8. Any upcoming projects that you can share with us? 

            My next book is called Son of a Supervillain and is about Beta McGuire, the teenaged son of a vanished supervillain. Beta lives with his grandparents and mostly manages to stay out of trouble.  That is, until he stumbles over a mind control plot to take over the world, a plot that just might involve his long-vanished father.  Much fun, trouble, and some truly horrible rhyming couplets follow. 

9. The world has fallen to a robot invasion and only one heroine/hero can possibly save the day, who do you choose? 

            Not to seem horribly self-referential, but I would definitely choose Beta.  He has a way with robots.

10. Care to tell us about your writing cave (include picture if you want)?

            I have many writing caves, well distributed among the cafes and libraries of the City of Vancouver.  I
used to write at home pretty regularly, and will probably start again, once my baby twins are a bit older.  (I have a hard time not playing with my babies when I’m ‘working’ at home.) I’ve included a picture of my work space at the Mount Pleasant Library in the Vancouver Public Library system, where I’m writing today. 


Thanks so much for stopping by, Ari.
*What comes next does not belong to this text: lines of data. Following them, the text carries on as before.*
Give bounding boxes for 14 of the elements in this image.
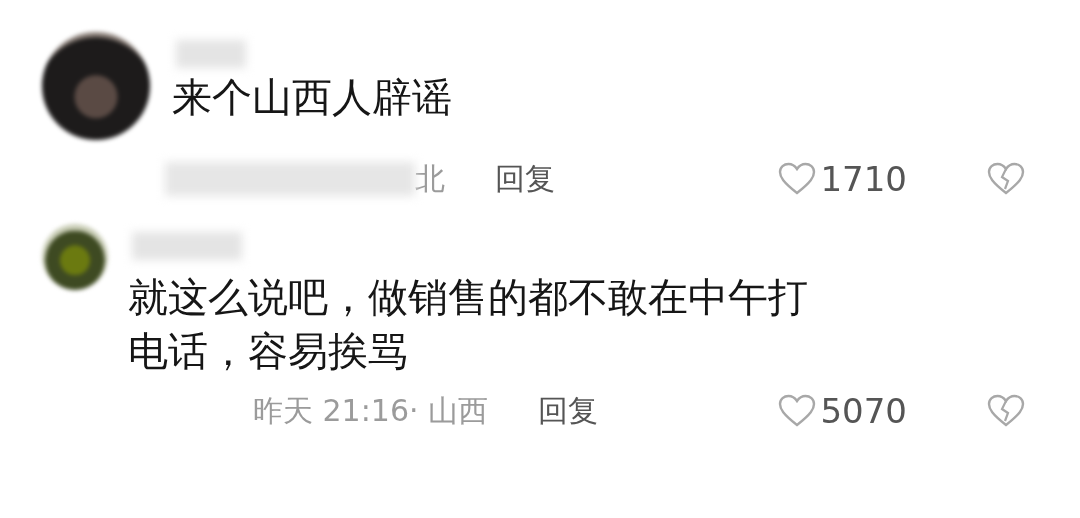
comment-text: 来个山西人辟谣: [172, 73, 453, 122]
like-count: 5070: [820, 391, 907, 431]
broken-heart-icon[interactable]: [987, 162, 1025, 196]
heart-icon[interactable]: [778, 162, 817, 196]
comment-meta: 北: [415, 159, 445, 198]
avatar[interactable]: [42, 32, 150, 140]
like-count: 1710: [820, 159, 907, 199]
heart-icon[interactable]: [778, 394, 817, 428]
reply-button[interactable]: 回复: [495, 158, 555, 200]
reply-button[interactable]: 回复: [538, 390, 599, 432]
avatar[interactable]: [42, 224, 108, 290]
comment-text: 就这么说吧，做销售的都不敢在中午打电话，容易挨骂: [128, 273, 809, 376]
broken-heart-icon[interactable]: [987, 394, 1025, 428]
comment-meta: 昨天 21:16· 山西: [253, 391, 489, 430]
Oh my gosh! The Ghost Belonged to Me, that is one of my favorite books (haven't read it in ages though).

The Path of Names by Ari B. Goelman, April 30, 2013. Published by Arthur A. Levine Books.

Mysteries, mazes, and magic combine in this smart, funny summer-camp fantasy -- like THE AMAZING ADVENTURES OF KAVALIER & CLAY for kids!

Dahlia Sherman loves magic, and Math Club, and Guitar Hero. She isn't so fond of nature walks, and Hebrew campfire songs, and mean girls her own age.

All of which makes a week at Jewish summer camp pretty much the worst idea ever.

But within minutes of arriving at camp, Dahlia realizes that it might not be as bad as she'd feared. First she sees two little girls walk right through the walls of her cabin. Then come the dreams -- frighteningly detailed visions of a young man being pursued through 1930s New York City. How are the dreams and the girls related? Why is Dahlia the only one who can see any of them? And what's up with the overgrown, strangely shaped hedge maze that none of the campers are allowed to touch? Dahlia's increasingly dangerous quest for answers will lead her right to the center of the maze -- but it will take all her courage, smarts, and sleight-of-hand skills to get her back out again.